For auto-mapping and the like, note that getApparentDestination() is a better choice, since this method has internal information that might not be apparent to the characters in the game and thus shouldn't be revealed through something like an auto-map. This method is intended for internal use in the course of processing a travel action, since it knows the true destination of the travel.
Note that on the TravelConnector class this method simply returns nil, which is why a raw TravelConnector won't get you anywhere. This method is overridden on subclasses to do something more useful.
isConnectorApparent (origin, actor): Determine if the travel connection is apparent - as a travel connector - to the actor in the given origin location. This doesn't indicate whether or not travel is possible, or where travel goes, or that the actor can tell where the passage goes; this merely indicates whether or not the actor should realize that the passage exists at all.
A closed door, for example, would return true, because even a closed door makes it clear that travel is possible in the direction, even if it's not possible currently. A secret door, on the other hand, would return nil while closed, because it would not be apparent to the actor that the object is a door at all.
isConnectorPassable (origin, traveler): Determine if the travel connection is passable by the given traveler in the current state. For example, a door would return true when open, nil when closed.
This information is intended to help game code probing the structure of the map. This information is NOT used in actor travel; for actor travel, we rely on custom checks in the connector's TravelVia handler to enforce the conditions of travel. Actor travel uses TravelVia customizations rather than this method because that allows better specificity in reporting failures. This method lets game code get at the same information, but in a more coarse-grained fashion.
isConnectorVisibleInDark (origin, actor): Can the given actor see this connector in the dark, looking from the given origin? Returns true if so, nil if not.
This is used to determine if the actor can travel from the given origin via this connector when the actor (in the origin location) is in darkness.
By default, we implement the usual convention, which is that travel from a dark room is possible only when the destination is lit. If we can't determine our destination, we will assume that the connector is not visible.

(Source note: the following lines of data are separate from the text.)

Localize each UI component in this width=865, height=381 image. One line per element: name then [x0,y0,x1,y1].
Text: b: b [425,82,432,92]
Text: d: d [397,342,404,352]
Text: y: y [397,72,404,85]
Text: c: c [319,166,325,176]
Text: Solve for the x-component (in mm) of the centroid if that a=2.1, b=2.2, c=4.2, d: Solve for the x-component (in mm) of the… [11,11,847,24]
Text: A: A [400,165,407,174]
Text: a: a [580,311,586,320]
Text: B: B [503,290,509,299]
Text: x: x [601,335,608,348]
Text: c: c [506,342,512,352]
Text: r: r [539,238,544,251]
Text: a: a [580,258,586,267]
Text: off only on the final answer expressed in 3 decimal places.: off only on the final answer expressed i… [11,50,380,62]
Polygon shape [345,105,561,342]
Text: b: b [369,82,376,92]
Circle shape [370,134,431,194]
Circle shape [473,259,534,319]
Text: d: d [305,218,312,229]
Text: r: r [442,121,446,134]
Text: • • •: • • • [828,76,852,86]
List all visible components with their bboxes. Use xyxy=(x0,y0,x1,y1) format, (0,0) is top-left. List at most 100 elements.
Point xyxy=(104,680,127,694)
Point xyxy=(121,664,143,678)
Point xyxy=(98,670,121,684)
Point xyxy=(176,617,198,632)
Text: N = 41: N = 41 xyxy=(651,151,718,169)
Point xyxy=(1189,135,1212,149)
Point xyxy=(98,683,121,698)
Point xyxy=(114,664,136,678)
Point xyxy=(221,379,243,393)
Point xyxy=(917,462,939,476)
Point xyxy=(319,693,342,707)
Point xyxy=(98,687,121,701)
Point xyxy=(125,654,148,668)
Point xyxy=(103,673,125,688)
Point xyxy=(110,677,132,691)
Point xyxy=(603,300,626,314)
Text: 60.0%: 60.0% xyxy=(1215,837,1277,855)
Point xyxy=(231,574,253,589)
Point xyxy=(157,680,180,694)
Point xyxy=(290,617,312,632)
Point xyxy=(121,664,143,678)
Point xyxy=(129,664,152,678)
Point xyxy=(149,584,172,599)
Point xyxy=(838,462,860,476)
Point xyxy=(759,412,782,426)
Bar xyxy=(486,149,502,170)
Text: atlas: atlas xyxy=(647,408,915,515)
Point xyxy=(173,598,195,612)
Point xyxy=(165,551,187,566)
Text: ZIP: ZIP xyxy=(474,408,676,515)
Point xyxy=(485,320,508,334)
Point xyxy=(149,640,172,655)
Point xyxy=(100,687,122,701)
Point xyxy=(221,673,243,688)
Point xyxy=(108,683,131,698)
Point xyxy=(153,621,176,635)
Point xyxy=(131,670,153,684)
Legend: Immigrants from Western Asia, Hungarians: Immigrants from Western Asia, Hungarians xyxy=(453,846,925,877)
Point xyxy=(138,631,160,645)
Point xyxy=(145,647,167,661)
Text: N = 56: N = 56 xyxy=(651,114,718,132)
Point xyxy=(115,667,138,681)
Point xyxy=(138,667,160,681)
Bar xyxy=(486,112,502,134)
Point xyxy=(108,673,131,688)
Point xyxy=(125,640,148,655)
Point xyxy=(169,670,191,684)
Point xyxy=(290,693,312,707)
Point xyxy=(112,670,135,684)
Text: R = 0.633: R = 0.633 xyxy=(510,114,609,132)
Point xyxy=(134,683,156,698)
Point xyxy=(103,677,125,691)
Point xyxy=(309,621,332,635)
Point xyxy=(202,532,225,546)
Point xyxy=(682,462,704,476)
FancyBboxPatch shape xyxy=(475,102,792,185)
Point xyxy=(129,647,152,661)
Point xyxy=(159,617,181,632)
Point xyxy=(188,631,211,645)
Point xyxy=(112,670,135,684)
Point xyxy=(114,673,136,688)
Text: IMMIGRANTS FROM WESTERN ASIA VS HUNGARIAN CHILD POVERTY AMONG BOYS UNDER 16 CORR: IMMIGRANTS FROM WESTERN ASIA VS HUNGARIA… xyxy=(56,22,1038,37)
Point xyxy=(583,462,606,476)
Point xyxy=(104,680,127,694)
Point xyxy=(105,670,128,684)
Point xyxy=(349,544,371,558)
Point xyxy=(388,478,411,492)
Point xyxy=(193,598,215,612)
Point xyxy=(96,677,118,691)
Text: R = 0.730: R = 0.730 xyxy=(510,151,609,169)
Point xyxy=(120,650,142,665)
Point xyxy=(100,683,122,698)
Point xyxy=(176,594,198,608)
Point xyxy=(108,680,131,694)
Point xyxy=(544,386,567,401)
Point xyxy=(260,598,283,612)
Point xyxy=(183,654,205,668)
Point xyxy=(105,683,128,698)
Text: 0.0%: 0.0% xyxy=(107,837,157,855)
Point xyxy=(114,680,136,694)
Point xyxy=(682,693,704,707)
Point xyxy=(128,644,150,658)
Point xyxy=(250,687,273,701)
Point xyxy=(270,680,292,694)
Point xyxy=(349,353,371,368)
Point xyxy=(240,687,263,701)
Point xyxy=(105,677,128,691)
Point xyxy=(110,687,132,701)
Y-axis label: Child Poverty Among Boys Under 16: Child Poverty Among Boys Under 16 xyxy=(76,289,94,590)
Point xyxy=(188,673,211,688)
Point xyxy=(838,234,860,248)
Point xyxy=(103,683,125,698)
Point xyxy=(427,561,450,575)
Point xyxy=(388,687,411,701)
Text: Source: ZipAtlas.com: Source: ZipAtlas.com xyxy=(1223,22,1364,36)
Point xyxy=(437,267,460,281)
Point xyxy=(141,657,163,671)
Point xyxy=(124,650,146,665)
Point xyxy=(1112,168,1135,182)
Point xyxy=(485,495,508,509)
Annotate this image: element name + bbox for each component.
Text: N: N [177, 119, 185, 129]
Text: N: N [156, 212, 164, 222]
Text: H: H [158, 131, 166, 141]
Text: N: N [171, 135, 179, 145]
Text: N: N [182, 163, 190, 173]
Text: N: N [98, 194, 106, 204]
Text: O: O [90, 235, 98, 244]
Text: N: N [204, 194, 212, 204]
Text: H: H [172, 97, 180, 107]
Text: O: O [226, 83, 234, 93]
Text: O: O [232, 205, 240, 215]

noteTraversal (traveler): Note that the connector is being traversed. This is invoked just before the traveler is moved; this notification is fired after the other travel-related notifications (beforeTravel, actorTravel, travelerLeaving). This is a good place to display any special messages describing what happens during the travel, because any messages displayed here will come after any messages related to reactions from other objects. (By default this method does nothing, and can be freely overridden with your own code; note, however, that it is overridden by the library in TravelWithMessage, and hence in the subclasses of TravelWithMessage, such as TravelMessage, NoTravelMessage, and FakeConnector, as well).
rememberTravel (origin, actor, dest): Service routine: add a memory of a successful traversal of a travel connector. If we have a travel memory table, we'll add the traversal to the table, so that we can find it later.
This is called from Traveler.travelerTravelTo() on successful travel. We're called for each actor participating in the travel.